А Джон слушал мать и вспоминал слова Токо: «Кончится твой сон в начале тумана, и ты почти перестанешь вспоминать наш берег».
У двери мелькнула тень. Джон поднял голову и увидел Пыльмау. Она в упор смотрела на мужа, и в ее глазах стояли слезы. «Она уже расстается со мной», — подумал Джон и, освободившись от материнских объятий, крикнул:
— Заходи, Мау!
Пыльмау нерешительно прошла в чоттагин. На руках у нее была Софи-Анканау. Следом за ней бочком вошли Яко и Билл-Токо, крепко держась за руки.
— Ма, — Джон повернулся к матери, — я хочу представить тебе мою жену. Ее зовут Пыльмау! А это — наши дети: Яко, Билл-Токо и маленькая Софи-Анканау. Был у нас еще один ребенок, девочка, названная в честь тебя Мери. Но она умерла… Познакомься, ма, с моей женой…
Мери Макленнан уставилась на Пыльмау, и в ее глазах застыл ужас.
— Это невозможно! — закричала она. — Я не могу поверить, что мой сын женат на дикарке! Это невозможно, Джон! Это невозможно!
Пыльмау все поняла. Она попятилась назад к двери, вытолкала мальчиков и выскочила вслед за ними на улицу.
— Ма! Как ты можешь произносить такие слова! — Джон встал. — Ты оскорбила мою жену, моих детей. Как ты могла это сделать? Я всегда верил в твой ум, и ты должна теперь понять, что больше нет Джона, который был десять лет назад в Порт-Хоупе. Есть другой Джон, который прошел через такие испытания, которые я не пожелаю даже злейшему врагу. Ты несправедлива к моим новым друзьям, ма. Мне горько было слышать твои слова…

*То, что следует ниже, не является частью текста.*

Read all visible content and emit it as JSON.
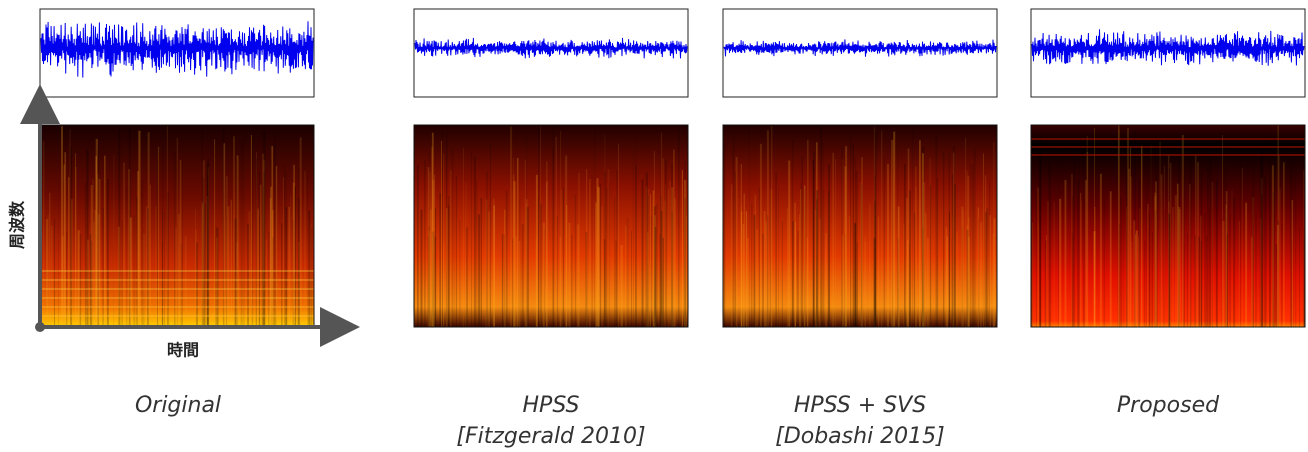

— Милый Джон, — горячо заговорила Мери Макленнан. — Стань снова самим собой! Я понимаю, тебе трудно вернуться к самому себе. Но ничего, все пройдет, все забудется, и жизнь вернется в свое русло. Собирайся, Джон, у нас еще будет много времени поговорить.
— Подожди, мама, — проговорил Джон. — Успокойся и выслушай меня. Загляни в собственное сердце, ма, и спроси его: может ли твой сын бросить жену и детей?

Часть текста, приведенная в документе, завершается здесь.